Host File Fast Decode
HFFD reads mainframe host files encoded in formats like EBCDIC to Unicode via CUDA.
To prepare the datasets and CUDA code the generateHFFD.sh
is used. You need to set some environment variables:
export HFFD_TABLES="table1,table2" # name of the host files without extension
export RAWDATA="<path_to_host_files>"
export SAXON_HOME="/usr/local/xslt"
export SAXON="${SAXON_HOME}/saxon-he-10.2.jar"
export CUDA_HOME="<path_to_cuda>"
export DATA_MOEL="<path_to_xml>"
To automate this I'm using a simple source .hffd.env
containing the local settings for CUDA, XSLT and datasets.
Run the code generation and data preparation by calling
./generateHFFD.sh
It will calculate the record size of each table by reading the related data model. Based on the record size (in Byte) it will evaluate if the file size is a factor of the record size. In the next step it will split the hostfile in chunks with the size of the defined chunk size.
The CUDA code generator will get the data structure from the data model XML and write the output to src/cuda/record.cu
.
recordAddress = (threadIdx * RECORDLENGTH);
outputAddress = (threadIdx * OUTPUTRECORDLENGTH);
// DECIMAL: POLNR
bcdIntegerLength = 11;
comp3ToIntSerial ( inputMemAddress, recordAddress, bcdIntegerLength, 6, 8, outputMemAddress, outputAddress, 0 );
recordAddress = recordAddress + 6;
outputAddress = outputAddress + 9;
outputMemAddress[outputAddress - 1] = DELIMITER;
Example of the generated CUDA code
Every GPU core starts with a record address calculated by it's own thread ID and the records length. From this address on the core reads the bytes needed for the decoding and calling specific function handling this data type. The result will be written to another memory block.

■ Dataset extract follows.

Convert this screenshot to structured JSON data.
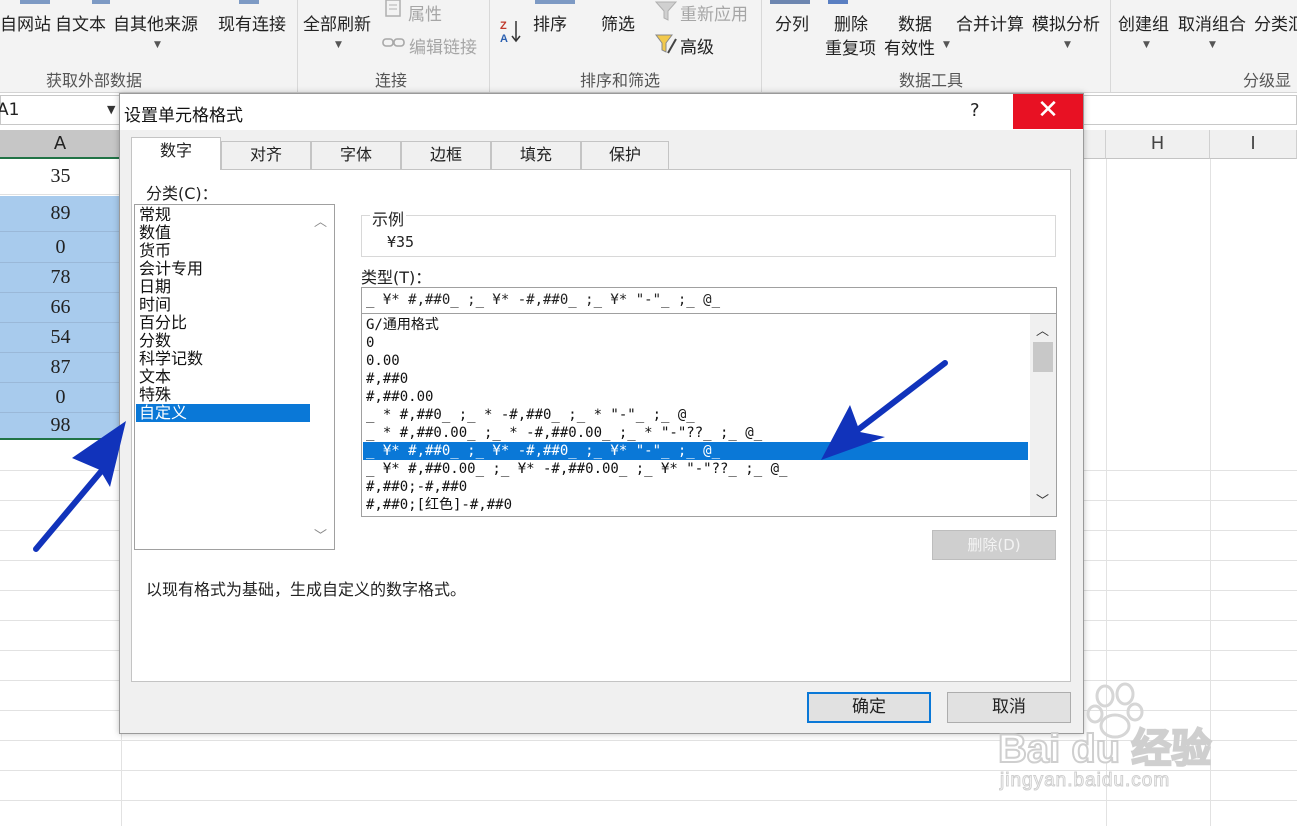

10975159;1; ;2; ;; ;575962; ;1; ;
Example output of a decoded record
At the end of the output memory block the core will write a character defined by the DELIMITER
. This will be written also by the function itself. So in the final result there will be two columns instead of one for a field sometimes. This is to prevent memory access collision for the cores.
HFFD is written in C/CUDA. A hostfile is copied to the GPU memory and the CUDA kernel is configured to decode the types following the variable definition from the Cobol Copybook.

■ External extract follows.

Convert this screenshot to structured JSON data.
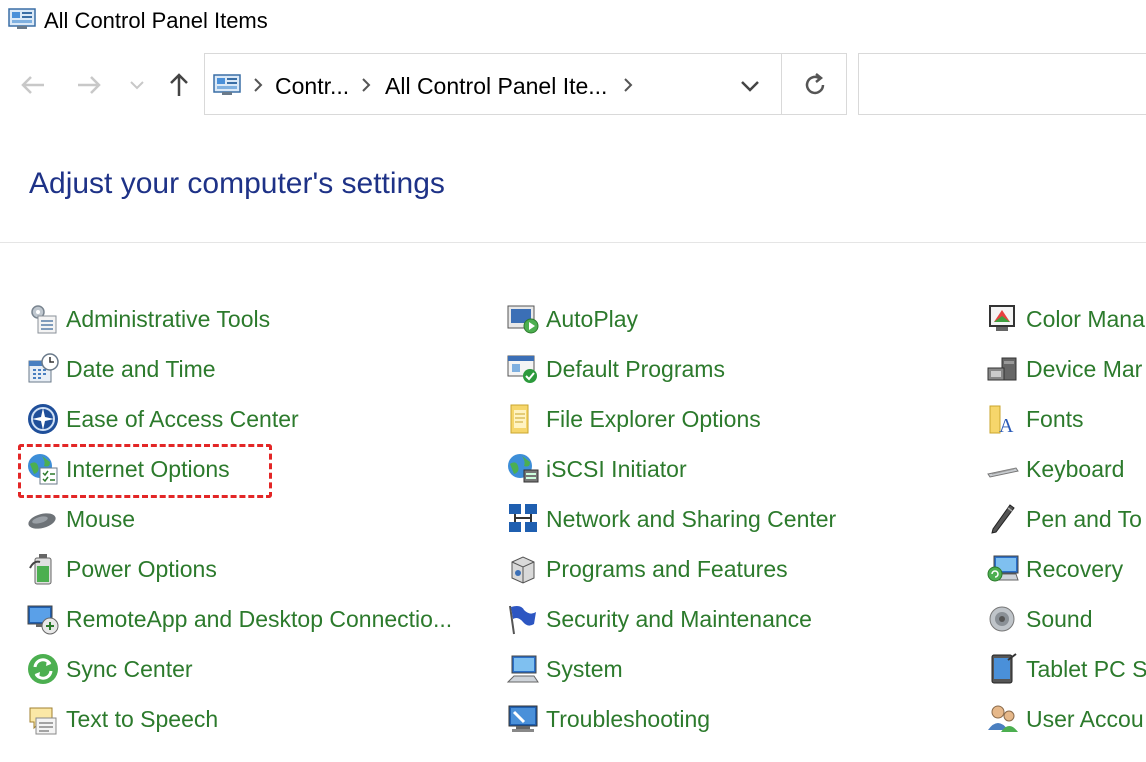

Additionally it is able to compare two versions of a given hostfile and write only the records containing differences or only the variables which are different.
The code generation will be able to create the CUDA code from a Copybook direct. It will read the variable definition, generate the CUDA code and compile the code to PTX.

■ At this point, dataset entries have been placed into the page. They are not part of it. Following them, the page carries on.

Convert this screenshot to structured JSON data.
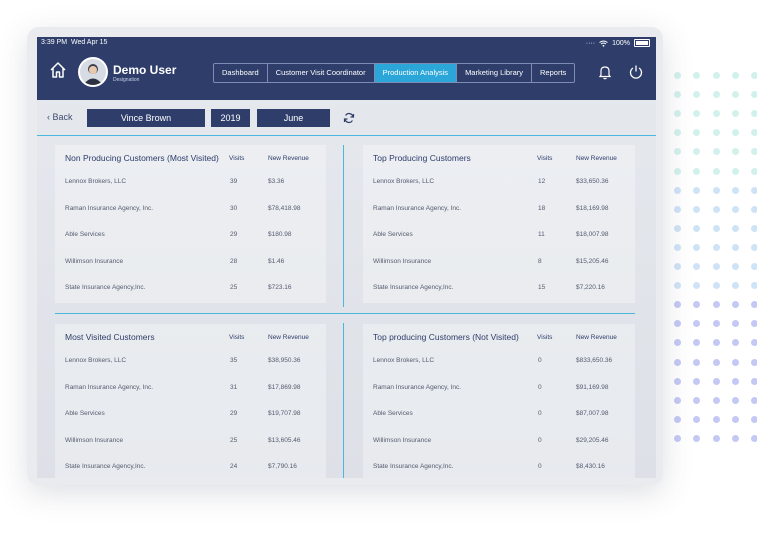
{
  "status": {
    "time": "3:39 PM",
    "date": "Wed Apr 15",
    "battery": "100%"
  },
  "user": {
    "name": "Demo User",
    "designation": "Designation"
  },
  "nav": {
    "tabs": [
      {
        "label": "Dashboard"
      },
      {
        "label": "Customer Visit Coordinator"
      },
      {
        "label": "Production Analysis",
        "active": true
      },
      {
        "label": "Marketing Library"
      },
      {
        "label": "Reports"
      }
    ]
  },
  "toolbar": {
    "back": "Back",
    "agent": "Vince Brown",
    "year": "2019",
    "month": "June"
  },
  "tables": [
    {
      "title": "Non Producing Customers (Most Visited)",
      "visits_header": "Visits",
      "revenue_header": "New Revenue",
      "rows": [
        {
          "name": "Lennox Brokers, LLC",
          "visits": "39",
          "revenue": "$3.36"
        },
        {
          "name": "Raman Insurance Agency, Inc.",
          "visits": "30",
          "revenue": "$78,418.98"
        },
        {
          "name": "Able Services",
          "visits": "29",
          "revenue": "$180.98"
        },
        {
          "name": "Willimson Insurance",
          "visits": "28",
          "revenue": "$1.46"
        },
        {
          "name": "State Insurance Agency,Inc.",
          "visits": "25",
          "revenue": "$723.16"
        }
      ]
    },
    {
      "title": "Top Producing Customers",
      "visits_header": "Visits",
      "revenue_header": "New Revenue",
      "rows": [
        {
          "name": "Lennox Brokers, LLC",
          "visits": "12",
          "revenue": "$33,650.36"
        },
        {
          "name": "Raman Insurance Agency, Inc.",
          "visits": "18",
          "revenue": "$18,169.98"
        },
        {
          "name": "Able Services",
          "visits": "11",
          "revenue": "$18,007.98"
        },
        {
          "name": "Willimson Insurance",
          "visits": "8",
          "revenue": "$15,205.46"
        },
        {
          "name": "State Insurance Agency,Inc.",
          "visits": "15",
          "revenue": "$7,220.16"
        }
      ]
    },
    {
      "title": "Most Visited Customers",
      "visits_header": "Visits",
      "revenue_header": "New Revenue",
      "rows": [
        {
          "name": "Lennox Brokers, LLC",
          "visits": "35",
          "revenue": "$38,950.36"
        },
        {
          "name": "Raman Insurance Agency, Inc.",
          "visits": "31",
          "revenue": "$17,869.98"
        },
        {
          "name": "Able Services",
          "visits": "29",
          "revenue": "$19,707.98"
        },
        {
          "name": "Willimson Insurance",
          "visits": "25",
          "revenue": "$13,605.46"
        },
        {
          "name": "State Insurance Agency,Inc.",
          "visits": "24",
          "revenue": "$7,790.16"
        }
      ]
    },
    {
      "title": "Top producing Customers (Not Visited)",
      "visits_header": "Visits",
      "revenue_header": "New Revenue",
      "rows": [
        {
          "name": "Lennox Brokers, LLC",
          "visits": "0",
          "revenue": "$833,650.36"
        },
        {
          "name": "Raman Insurance Agency, Inc.",
          "visits": "0",
          "revenue": "$91,169.98"
        },
        {
          "name": "Able Services",
          "visits": "0",
          "revenue": "$87,007.98"
        },
        {
          "name": "Willimson Insurance",
          "visits": "0",
          "revenue": "$29,205.46"
        },
        {
          "name": "State Insurance Agency,Inc.",
          "visits": "0",
          "revenue": "$8,430.16"
        }
      ]
    }
  ],
  "colors": {
    "header": "#2e3d6a",
    "active_tab": "#2aa6d8",
    "divider": "#49b8dc"
  }
}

The output format is always comma separated CSV with a linebreak. At the moment the encoding of the output is UTF-8. Strings are in quotes. Quotes and commas are escaped by a backslash. A CSV header is always given representing the name of the variable from the Copybook.
To achieve the maximum performance from the GPU cores between every field, there is another comma separated field filled with spaces (0x20) to cover the fixed width on both sides (input and output). The resulting CSV file size results in a little bit more than the original hostfile. But is significant smaller after compression even with the simplest zip algorithm.
For future releases it is planned to support formats like parquet and avro.
HFFD offers a minimal library with all relevant functions:
- decodeHF(inputFp,outputFp)
- getDeltaRecords(inputCurrentFp,inputComparedToFp,outputFp)
- getDeltaVariables(inputCurrentFp,inputComparedToFp,outputFp)
decodeHF gets a file pointer with the content of the original hostfile. It writes the decoded content to the file given by the outputFp. It returns a return code (0 for success or a int for an error code).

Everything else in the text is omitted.